Ранняя поэзия Пастернака пронизана духом «богоравности», но особенно это заметно в цикле стихов 1917 года «Сестра моя жизнь». Сам поэт вспоминал, что ему с детства была близка мысль о его собственном рождении ради спасения и искупления мира. Ещё задолго до знакомства с христианскими текстами у него стихийно возникло какое-то странное самоотождествление себя с Христом и готовность принести себя в жертву, чтобы стало лучше. Позднее он говорил о «завидной участи растоптанных», которым есть, что рассказать о себе.
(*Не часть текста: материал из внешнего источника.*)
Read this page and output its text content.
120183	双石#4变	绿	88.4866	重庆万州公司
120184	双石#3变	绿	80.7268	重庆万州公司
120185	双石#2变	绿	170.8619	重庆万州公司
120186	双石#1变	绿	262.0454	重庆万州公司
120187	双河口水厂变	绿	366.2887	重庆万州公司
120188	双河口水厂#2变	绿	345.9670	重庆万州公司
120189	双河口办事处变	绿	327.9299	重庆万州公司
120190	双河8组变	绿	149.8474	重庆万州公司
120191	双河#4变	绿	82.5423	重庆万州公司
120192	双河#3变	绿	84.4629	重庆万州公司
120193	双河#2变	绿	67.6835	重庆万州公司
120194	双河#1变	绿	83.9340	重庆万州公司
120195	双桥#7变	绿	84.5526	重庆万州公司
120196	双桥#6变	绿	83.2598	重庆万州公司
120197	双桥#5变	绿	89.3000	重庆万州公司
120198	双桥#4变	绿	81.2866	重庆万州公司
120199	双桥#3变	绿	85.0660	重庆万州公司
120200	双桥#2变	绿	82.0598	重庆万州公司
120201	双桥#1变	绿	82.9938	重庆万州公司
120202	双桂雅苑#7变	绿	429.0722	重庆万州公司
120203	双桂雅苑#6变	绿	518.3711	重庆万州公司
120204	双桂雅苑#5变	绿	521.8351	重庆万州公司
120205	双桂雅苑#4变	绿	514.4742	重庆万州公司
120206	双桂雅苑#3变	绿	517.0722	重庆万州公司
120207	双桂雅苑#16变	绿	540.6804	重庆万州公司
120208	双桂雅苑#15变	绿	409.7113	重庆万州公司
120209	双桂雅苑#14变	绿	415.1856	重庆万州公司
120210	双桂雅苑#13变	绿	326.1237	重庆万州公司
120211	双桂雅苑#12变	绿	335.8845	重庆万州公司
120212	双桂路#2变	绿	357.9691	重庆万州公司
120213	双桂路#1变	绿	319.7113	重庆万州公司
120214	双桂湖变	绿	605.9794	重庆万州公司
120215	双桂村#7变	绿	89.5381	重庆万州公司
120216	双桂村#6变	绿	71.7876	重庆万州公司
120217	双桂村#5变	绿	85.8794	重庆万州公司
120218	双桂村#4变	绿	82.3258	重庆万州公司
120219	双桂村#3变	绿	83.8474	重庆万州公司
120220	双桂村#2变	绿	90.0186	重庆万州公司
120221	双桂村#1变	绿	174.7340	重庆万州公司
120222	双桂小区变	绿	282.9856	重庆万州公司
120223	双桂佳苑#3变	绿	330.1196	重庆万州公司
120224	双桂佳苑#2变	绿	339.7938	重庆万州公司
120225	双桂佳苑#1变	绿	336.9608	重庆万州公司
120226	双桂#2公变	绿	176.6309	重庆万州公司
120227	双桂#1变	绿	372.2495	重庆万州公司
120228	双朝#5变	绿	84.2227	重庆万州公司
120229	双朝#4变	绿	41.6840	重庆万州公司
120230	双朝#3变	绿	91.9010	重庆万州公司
А его герои – Спекторский, потом Живаго – были способны, подобно Христу, любить лишь «поруганную женственность». В Боговочеловечивание согласно христологии, принятой в церковном христианстве, Пастернак, по-видимому, не верил, так как полагал, что потенциально Христом может стать каждый. Вот один из персонажей «Живаго» Ника Дудоров и говорит: «Бог, конечно, есть. Но, если он есть, то он это я».

Пастернак, подобно Толстому, боготворил народ, преклонялся перед ним. Разделял присущее всей русской интеллигенции чувство вины перед народом, верил в правоту большинства, в особое русское предназначение, в неисчерпаемые силы России и её небывалый творческий взлет, на пороге которого она стоит. Однако сталкиваться с тем реальным народом, который «всегда прав», сам он избегал. Когда же в 1930 годы он попытался поставить народ как часть природы на место Бога в «пейзаже генерального плана партии», то оказался в тупике, выход из которого был мучительно трудным, на чем мы подробно останавливались в первой части.

Позднее во время Отечественной войны Пастернак почувствовал возвращение народа к христианскому, хотя и церковному, миропониманию, в котором было не столько приближения к истинному христианскому, сколько отхода от официально советского. То есть, в этом церковном освящении войны не было ни толстовского «непротивления», ни даже отказа от прославления воинской доблести, как у английских персоналистов.

Однако ничего подобного не было в его взаимоотношениях с конкретными живыми людьми, особенно, в последний период его жизни. Об этом лучше всего сказал он сам: «Не ждите от меня поклонения человеку… обожествление человека приводит к полному оскудению жизни, к бесчеловечности».

3. Дополнительные вопросы. Влияние Толстого. Стихийное проявление иудаизма. Восприятие катастрофы.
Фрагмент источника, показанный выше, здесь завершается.